Le manque d’études universitaires des jeux casual

Le manque d’études universitaires des jeux casual
1.3 Un paradoxe qui s’entretient

Alors que le phénomène s’intensifie et se diversifie, nous allons montrer que les chercheurs ont cessé de mener des études sur le phénomène casual pour ne se concentrer que sur certains éléments spécifiques. Ce manque d’études globales empêche les chercheurs d’engager un débat fertile et entretient la désorganisation.

1.3.1 Le manque d’études universitaires

Les recherches vidéoludiques tendent à valoriser le domaine du jeu hardcore, au détriment du jeu casual :

Despite the differences in player demographics, there has been little academic research on casual games (Consalvo 2009). “Scholarly attention to game culture has mostly focused on games that cater to gamers that the literature has deemed ‘hardcore,’ ‘heavy’ or at least ‘mainstream,’ even if we don’t all agree on or approve of those identifying terms,” Consalvo (2009, p.1) points out (Wohn, 2011, p.199).

Il existe malgré tout un certain nombre d’études en lien avec le jeu casual. Durant notre recension des écrits, nous avons trouvé des études s’intéressant à des aspects spécifiques du casual game, tel qu’un article sur la morphologie des personnages dans les jeux casual (Wohn, 2011), un autre sur le rythme (Venturelli, 2009), ou encore sur la rejouabilité (Harrigan, Collins, & Dixon, 2010). Certaines recherches dépassent le domaine du jeu vidéo et s’intéressent aux effets que peuvent avoir les casual games sur la gestion du stress et de la mauvaise humeur (Russoniello, O’Brien, & Parks, 2009). Enfin, plusieurs études se concentrent sur les joueurs casual (Bosser & Nakatsu, 2006; Consalvo, 2009; Fortugno, 2008; Salen, 2007). Cependant, dans ces articles, si la définition du jeu casual pose effectivement problème, les auteurs sont forcés de l’évacuer rapidement, comme le montre le choix d’Yvette Wohn :

Because the definition of what makes a game casual is unclear (Juul 2009; Kuittinen et al. 2007), this paper defines casual games as games that are distributed by companies that label themselves as casual game distributors (Casual games Association 2010) (Wohn, 2011, p. 199).

Seules deux études universitaires se penchent véritablement sur la question de la nature du casual game.

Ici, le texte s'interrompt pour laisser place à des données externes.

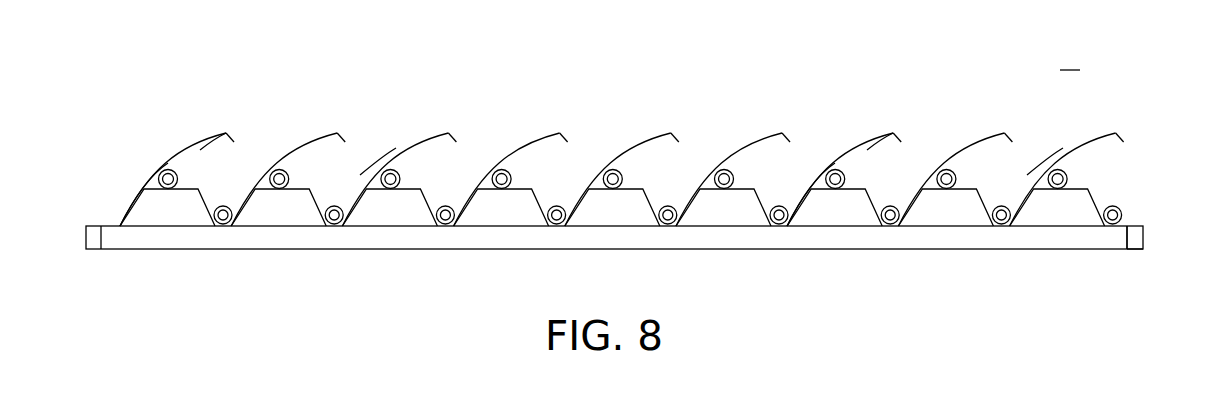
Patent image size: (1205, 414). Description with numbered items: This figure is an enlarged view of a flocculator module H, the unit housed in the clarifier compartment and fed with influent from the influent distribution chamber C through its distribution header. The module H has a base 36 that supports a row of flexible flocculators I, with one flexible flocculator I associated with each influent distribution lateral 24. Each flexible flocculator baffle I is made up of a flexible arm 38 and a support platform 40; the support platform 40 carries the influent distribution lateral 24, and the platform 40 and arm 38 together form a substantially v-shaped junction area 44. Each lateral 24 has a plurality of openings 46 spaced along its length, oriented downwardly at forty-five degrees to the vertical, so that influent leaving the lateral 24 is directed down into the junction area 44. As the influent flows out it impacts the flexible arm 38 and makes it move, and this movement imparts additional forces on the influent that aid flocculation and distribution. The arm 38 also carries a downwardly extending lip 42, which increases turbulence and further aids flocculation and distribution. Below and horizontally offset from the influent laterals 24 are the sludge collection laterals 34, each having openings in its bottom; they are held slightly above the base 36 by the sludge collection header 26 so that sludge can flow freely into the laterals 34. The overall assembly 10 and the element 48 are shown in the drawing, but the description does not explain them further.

The heat exchanger assembly 10 is at (665, 0).
The influent distribution lateral 24 is at (162, 165).
The sludge collection header 26 is at (1053, 218).
The sludge collection lateral 34 is at (235, 217).
The base 36 is at (380, 237).
The flexible arm 38 is at (187, 147).
The support platform 40 is at (168, 208).
The downwardly extending lip 42 is at (455, 135).
The v-shaped junction area 44 is at (380, 170).
The openings 46 is at (270, 172).
The upper portion 48 is at (727, 17).
The influent distribution chamber C is at (312, 0).
The flocculator module H is at (1094, 62).
The flexible flocculator I is at (214, 124).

La première est celle menée par Jesper Juul, dont les résultats ont été publiés dans le livre What is Casual ? A Casual Revolution Reinventing Video games and Their Players (2009). La seconde a été réalisée par un groupe d’universitaires finlandais, et prend la forme de trois articles publiés en 2007 (Kuittinen et al.), 2009 (Kultima) et 2010 (Kultima & Stenros), qui ont été intégrés à un projet de recherche plus large4 concernant les jeux en tant que services : Games as Services (GaS) (Sotamaa & Karppi, 2010).

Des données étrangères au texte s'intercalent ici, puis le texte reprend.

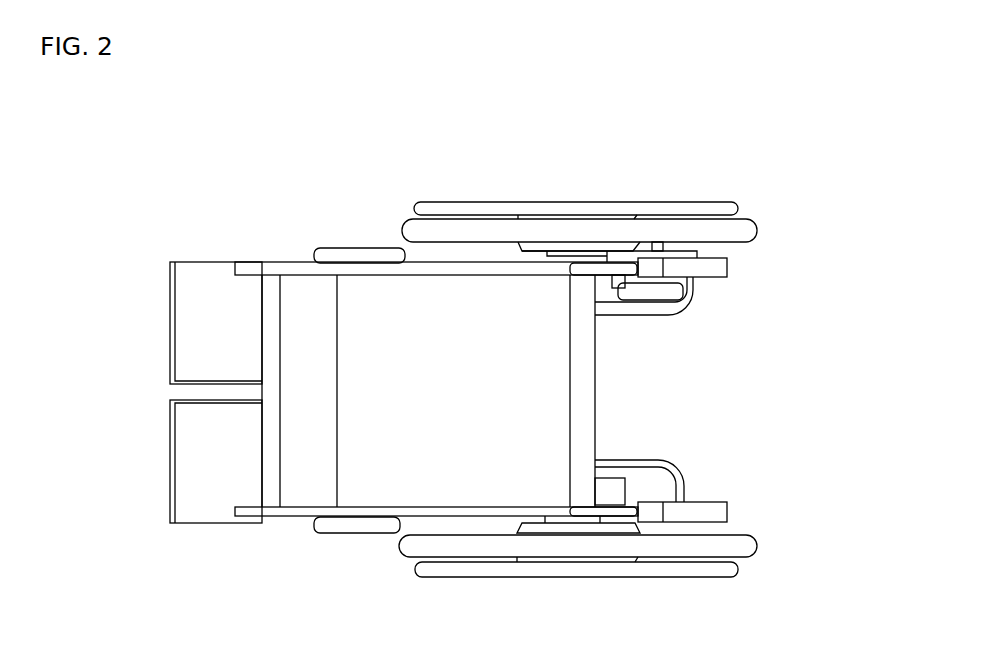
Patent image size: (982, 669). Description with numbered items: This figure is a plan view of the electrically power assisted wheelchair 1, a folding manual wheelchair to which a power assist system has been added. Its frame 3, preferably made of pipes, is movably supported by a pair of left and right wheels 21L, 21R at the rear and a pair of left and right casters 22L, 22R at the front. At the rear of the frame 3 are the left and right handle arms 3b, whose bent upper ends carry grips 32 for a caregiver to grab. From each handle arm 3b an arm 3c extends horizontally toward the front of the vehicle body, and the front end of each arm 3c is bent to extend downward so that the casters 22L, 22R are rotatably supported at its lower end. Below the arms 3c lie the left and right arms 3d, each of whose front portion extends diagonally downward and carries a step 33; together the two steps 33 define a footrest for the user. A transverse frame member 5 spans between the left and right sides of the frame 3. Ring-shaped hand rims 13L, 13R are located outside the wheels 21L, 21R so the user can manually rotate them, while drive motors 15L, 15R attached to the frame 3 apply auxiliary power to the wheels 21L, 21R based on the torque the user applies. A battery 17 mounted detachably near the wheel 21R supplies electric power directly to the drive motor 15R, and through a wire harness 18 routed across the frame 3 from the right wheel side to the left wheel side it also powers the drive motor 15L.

Il est à noter que depuis la parution du livre de Juul et du rapport des universitaires finlandais, nous n’avons pas recensé de nouvelles études portant sur la nature des jeux casual. Certains auteurs continuent à proposer quelques précisions sur le sujet (Bogost, 2011; Trefry, 2010), mais la recherche semble avoir délaissé l’épineuse tâche de définition du jeu casual pour se concentrer sur l’étude des jeux pour mobile, des jeux sociaux ou encore des jeux sérieux.

1.3.2 La difficulté d’étudier le jeu casual

Si, comme le souligne Consalvo (2009) et Wohn (2011), les études vidéoludiques se concentrent autour des jeux hardcore, et si les études sur la nature des jeux casual semblent se raréfier, la raison vient peut-être du manque d’outils disponibles pour circonscrire un phénomène aussi large que le jeu casual.

L’article Designing games for everyone: the expanded game experience model d’Annakaisa Kultima et Jaako Stenros (2010) (le dernier sur le casual game dans le cadre du projet finlandais GaS), permet d’appréhender les changements qui se sont opérés dans la culture numérique, en particulier ceux du casual game et des jeux sociaux.

D’après Kultima et Stenros, la distribution numérique des jeux a amené de nombreux changements au niveau du cycle de développement. Les correctifs, les extensions ou même les sessions de test ouvertes aux utilisateurs ont gommé les limites habituellement rencontrées dans le design d’un jeu. Le jeu n’est jamais véritablement terminé, et les processus de design sont de plus en plus longs :

Digital distribution and subscription-based sales have not only altered the economic models in use in the digital game industry, they have also revolutionized how and when game design and development is carried out (Kultima & Stenros, 2010, p. 66).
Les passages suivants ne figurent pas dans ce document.